В некотором смысле истина, возможно, в том, что если женщина до свадьбы познала не одного мужчину, то ей будет труднее, будучи женой, смириться с одним-единственным мужем. Не выйдет из волка дворовой собаки, а из гулящей бабы — доброй матери, как говорит охочий до крепкого словца Юрин отец — Яан Ванатоа. Видно, Юри принял всерьез отцовское предостережение. Что-то не слыхал никто, чтобы у Малль до или после Юри были другие женихи, поэтому вроде бы и семейная жизнь у них счастливая. Но ведь и сам Юри не бабник или с «ярко- красным цветком» в петлице Олавй... Но кто их знает, этих Юул искать далеко от деревни Сельяку не приходится. Взять ту же соседку Раунов, Лиду Уйеэлу, и нескольких ее дочерей...
Имеет ли он право требовать, чтобы Наадж была другой, нежели она есть в действительности?
Антон умер... И для него, Лааса, однажды наступит вечер и солнце закатится в последний раз... Но тогда должен остаться кто-то, кто продолжит его жизнь.
Золотые Ворота... Что такое его Золотые Ворота? Где они, эти его Золотые Ворота?..
Наадж... Наадж... Кто же она на самом деле? Он не знает ее, это чужой человек, с которым он только спал.
И все же он чувствует, что кроме него кто-то еще охвачен отчаянием, возможно даже большим, чем он сам. И Лаас возвращается в их маленький домик — Наадж нигде нет. Он зовет, ищет, наконец находит ее — на лодочной пристани. Глаза ее заплаканы.

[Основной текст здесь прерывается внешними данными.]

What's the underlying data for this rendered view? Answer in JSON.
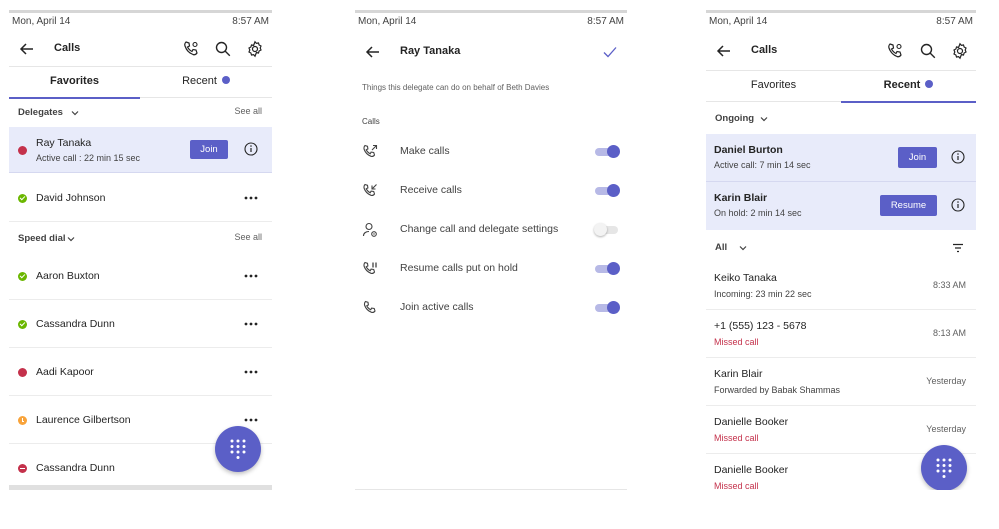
{
  "status": {
    "date": "Mon, April 14",
    "time": "8:57 AM"
  },
  "screen1": {
    "title": "Calls",
    "tabs": [
      {
        "label": "Favorites",
        "active": true
      },
      {
        "label": "Recent",
        "active": false,
        "badge": true
      }
    ],
    "delegates_section": {
      "label": "Delegates",
      "see_all": "See all"
    },
    "delegates": [
      {
        "name": "Ray Tanaka",
        "sub": "Active call : 22 min 15 sec",
        "presence": "red",
        "action": "Join",
        "highlighted": true
      },
      {
        "name": "David Johnson",
        "presence": "available"
      }
    ],
    "speed_dial_section": {
      "label": "Speed dial",
      "see_all": "See all"
    },
    "speed_dial": [
      {
        "name": "Aaron Buxton",
        "presence": "available"
      },
      {
        "name": "Cassandra Dunn",
        "presence": "available"
      },
      {
        "name": "Aadi Kapoor",
        "presence": "busy"
      },
      {
        "name": "Laurence Gilbertson",
        "presence": "away"
      },
      {
        "name": "Cassandra Dunn",
        "presence": "dnd"
      }
    ]
  },
  "screen2": {
    "title": "Ray Tanaka",
    "description": "Things this delegate can do on behalf of Beth Davies",
    "section_label": "Calls",
    "permissions": [
      {
        "label": "Make calls",
        "icon": "phone-outgoing-icon",
        "enabled": true
      },
      {
        "label": "Receive calls",
        "icon": "phone-incoming-icon",
        "enabled": true
      },
      {
        "label": "Change call and delegate settings",
        "icon": "person-settings-icon",
        "enabled": false
      },
      {
        "label": "Resume calls put on hold",
        "icon": "phone-pause-icon",
        "enabled": true
      },
      {
        "label": "Join active calls",
        "icon": "phone-icon",
        "enabled": true
      }
    ]
  },
  "screen3": {
    "title": "Calls",
    "tabs": [
      {
        "label": "Favorites",
        "active": false
      },
      {
        "label": "Recent",
        "active": true,
        "badge": true
      }
    ],
    "ongoing_section": {
      "label": "Ongoing"
    },
    "ongoing": [
      {
        "name": "Daniel Burton",
        "sub": "Active call: 7 min 14 sec",
        "action": "Join"
      },
      {
        "name": "Karin Blair",
        "sub": "On hold: 2 min 14 sec",
        "action": "Resume"
      }
    ],
    "all_section": {
      "label": "All"
    },
    "recent": [
      {
        "name": "Keiko Tanaka",
        "sub": "Incoming: 23 min 22 sec",
        "missed": false,
        "time": "8:33 AM"
      },
      {
        "name": "+1 (555) 123 - 5678",
        "sub": "Missed call",
        "missed": true,
        "time": "8:13 AM"
      },
      {
        "name": "Karin Blair",
        "sub": "Forwarded by Babak Shammas",
        "missed": false,
        "time": "Yesterday"
      },
      {
        "name": "Danielle Booker",
        "sub": "Missed call",
        "missed": true,
        "time": "Yesterday"
      },
      {
        "name": "Danielle Booker",
        "sub": "Missed call",
        "missed": true,
        "time": ""
      }
    ]
  },
  "colors": {
    "accent": "#5b5fc7",
    "highlight": "#e8ebfa",
    "missed": "#c4314b",
    "available": "#6bb700",
    "away": "#f8a33a"
  }
}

— Лаас, Лаас, где ты был?.. Я искала тебя — не нашла. Лаас, о боже, боже! На тебе нет лица, у тебя глаза мертвеца... Я убила тебя.
— Может быть, но не столько тем, что рассказала, а тем, о чем умолчала... «не говори другим» — сказала...
— Кто сказал и что? •
— Сказал... Харри,—обходит он имя Юулы — или просто не может выговорить его.
— Харри ничего не сказал!
— Не ври!— кричит он в сердцах, в порыве даже самому непонятной злобы, будто его и впрямь уличили во лжи. Не оглядываясь, он возвращается в дом.

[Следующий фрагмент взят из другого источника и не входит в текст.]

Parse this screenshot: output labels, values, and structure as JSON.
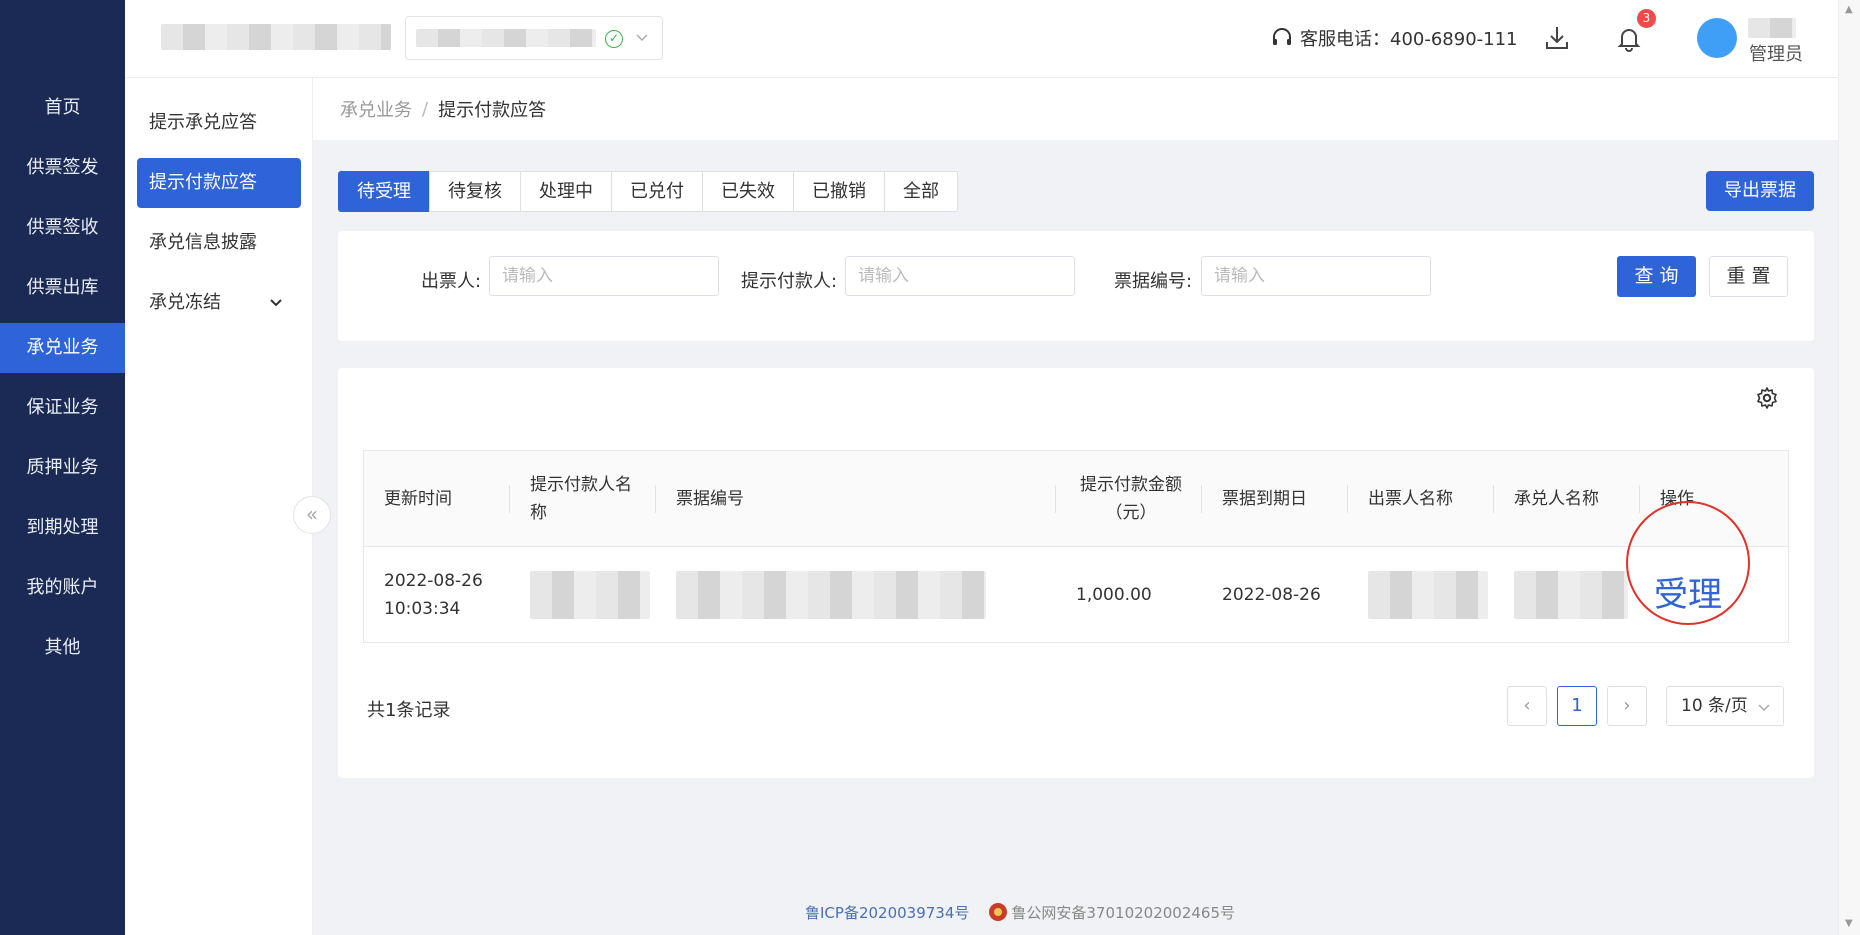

Сна нет. Оба весь день ничего не ели. Старая хозяйка постучалась вечером. Лаас, изобразив на лице радость, взял кружку с молоком, но так и не притронулся к ней. На
улице темно, и переметы, которые они вчера ставили и сегодня утром выбрали из моря, лежат перепутанные.

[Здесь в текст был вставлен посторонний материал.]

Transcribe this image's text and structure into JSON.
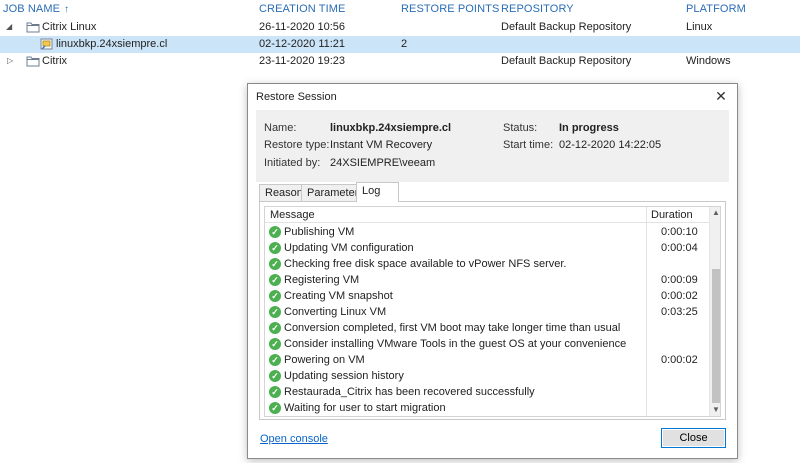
{
  "jobs_table": {
    "headers": {
      "job_name": "JOB NAME",
      "creation_time": "CREATION TIME",
      "restore_points": "RESTORE POINTS",
      "repository": "REPOSITORY",
      "platform": "PLATFORM"
    },
    "rows": [
      {
        "name": "Citrix Linux",
        "creation_time": "26-11-2020 10:56",
        "restore_points": "",
        "repository": "Default Backup Repository",
        "platform": "Linux",
        "icon": "folder-icon",
        "expanded": true
      },
      {
        "name": "linuxbkp.24xsiempre.cl",
        "creation_time": "02-12-2020 11:21",
        "restore_points": "2",
        "repository": "",
        "platform": "",
        "icon": "job-icon",
        "selected": true
      },
      {
        "name": "Citrix",
        "creation_time": "23-11-2020 19:23",
        "restore_points": "",
        "repository": "Default Backup Repository",
        "platform": "Windows",
        "icon": "folder-icon",
        "expanded": false
      }
    ]
  },
  "dialog": {
    "title": "Restore Session",
    "info": {
      "name_label": "Name:",
      "name_value": "linuxbkp.24xsiempre.cl",
      "restore_type_label": "Restore type:",
      "restore_type_value": "Instant VM Recovery",
      "initiated_by_label": "Initiated by:",
      "initiated_by_value": "24XSIEMPRE\\veeam",
      "status_label": "Status:",
      "status_value": "In progress",
      "start_time_label": "Start time:",
      "start_time_value": "02-12-2020 14:22:05"
    },
    "tabs": [
      {
        "label": "Reason",
        "active": false
      },
      {
        "label": "Parameters",
        "active": false
      },
      {
        "label": "Log",
        "active": true
      }
    ],
    "log": {
      "message_header": "Message",
      "duration_header": "Duration",
      "rows": [
        {
          "message": "Publishing VM",
          "duration": "0:00:10"
        },
        {
          "message": "Updating VM configuration",
          "duration": "0:00:04"
        },
        {
          "message": "Checking free disk space available to vPower NFS server.",
          "duration": ""
        },
        {
          "message": "Registering VM",
          "duration": "0:00:09"
        },
        {
          "message": "Creating VM snapshot",
          "duration": "0:00:02"
        },
        {
          "message": "Converting Linux VM",
          "duration": "0:03:25"
        },
        {
          "message": "Conversion completed, first VM boot may take longer time than usual",
          "duration": ""
        },
        {
          "message": "Consider installing VMware Tools in the guest OS at your convenience",
          "duration": ""
        },
        {
          "message": "Powering on VM",
          "duration": "0:00:02"
        },
        {
          "message": "Updating session history",
          "duration": ""
        },
        {
          "message": "Restaurada_Citrix has been recovered successfully",
          "duration": ""
        },
        {
          "message": "Waiting for user to start migration",
          "duration": ""
        }
      ]
    },
    "open_console_label": "Open console",
    "close_label": "Close"
  }
}
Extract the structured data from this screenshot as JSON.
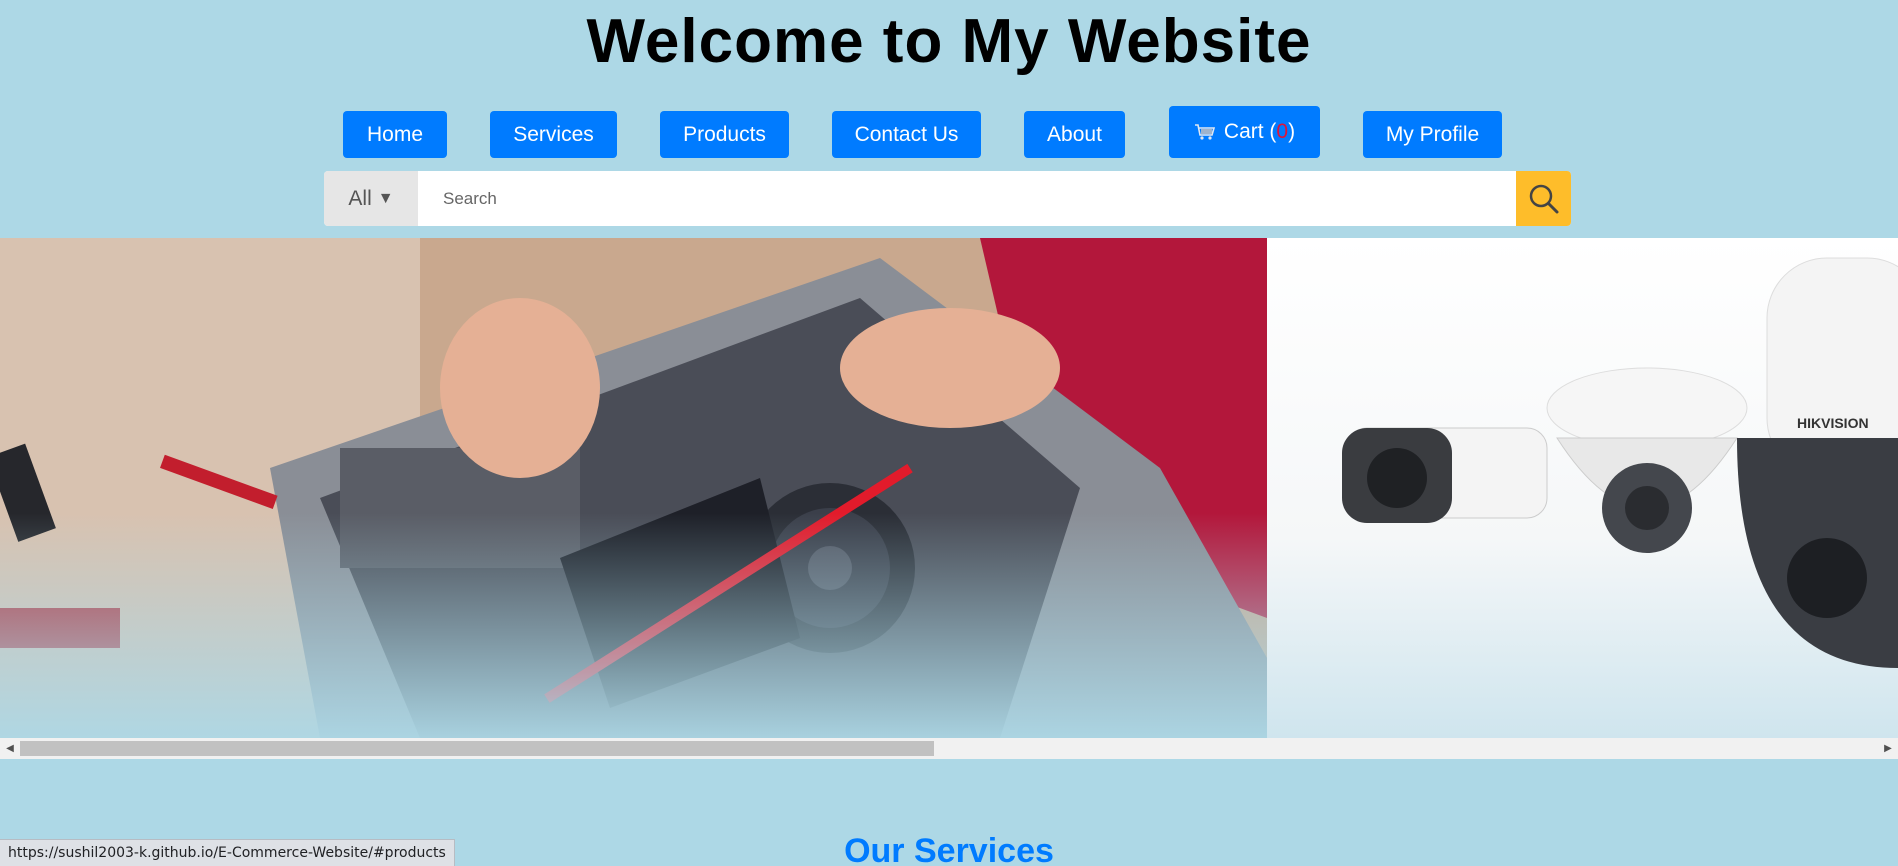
{
  "header": {
    "title": "Welcome to My Website"
  },
  "nav": {
    "items": [
      {
        "label": "Home"
      },
      {
        "label": "Services"
      },
      {
        "label": "Products"
      },
      {
        "label": "Contact Us"
      },
      {
        "label": "About"
      },
      {
        "label": "Cart (",
        "count": "0",
        "suffix": ")",
        "icon": "cart-icon"
      },
      {
        "label": "My Profile"
      }
    ]
  },
  "search": {
    "category": "All",
    "placeholder": "Search",
    "button_icon": "search-icon"
  },
  "carousel": {
    "slides": [
      {
        "content": "computer repair image"
      },
      {
        "content": "security cameras image",
        "brand": "HIKVISION"
      }
    ]
  },
  "sections": {
    "services_title": "Our Services"
  },
  "status_bar": {
    "url": "https://sushil2003-k.github.io/E-Commerce-Website/#products"
  },
  "colors": {
    "background": "#add8e6",
    "nav_button": "#007bff",
    "search_button": "#febd2a",
    "cart_count": "#dc143c"
  }
}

Лаас слышит, как Наадж ворочается, затем она начинает плакать, и вот она уже возле кровати. Опускается перед ним — Лаас все еще пребывает в оцепенении и видит лишь темную голову, которая выступает из белого круглого воротника ночной рубашки, затем робко, издалека и умоляюще руки Наадж начинают гладить край кровати, порой как бы нечаянно касаясь его плеч и рук. Лаас все еще неподвижен, хотя и настороже, пока наконец Наадж не начинает всхлипывать:
— ...Ударь меня, Лаас, ударь... Я не посмела тебе обо всем... ты же знаешь... это так ужасно... я была с Альбертом... Сперва я сказала тебе, что была... я еще не знала тогда, что ты всерьез любишь меня... но потом, когда ты написал те письма — так мне еще никто не писал — и сказал, что хочешь жениться на мне... тогда мне захотелось очиститься, вот и рассказала про дядю... Лаас, только не спрашивай, ты спрашиваешь так больно, я сама скажу...
...Мы жили в одной квартире, это случилось в последнюю школьную осень... Я мало что в этом понимала, он тоже... Потом мы еще раз были вместе зимой, иногда летом, но часто не... Лаас, почему ты не говоришь ничего! Ты что, не слышишь меня? Я убила тебя своей ложью, но ведь я боялась, и мне тоже было тяжело, когда ты потом был с Мийей и она забеременела, а ты говорил, что женишься на мне...
— Когда мы были с тобой помолвлены, ты знала обо мне все, плохого больше, чем хорошего. Я такой, какой есть.— Голос у Лааса холодный, ледяной. И какой-то настороженный.— Не говори!..
— Лаас, Лаас, ты больше не любишь меня. Тебе не нужно было выставлять себя лучшим, ты и так был для меня лучшим, даже если бы ты убил мужа Мийи, все равно оставался бы для меня самым желанным. Твои родители честные люди, и сам ты очень славный. А у нас в доме все было так неприглядно и мерзко...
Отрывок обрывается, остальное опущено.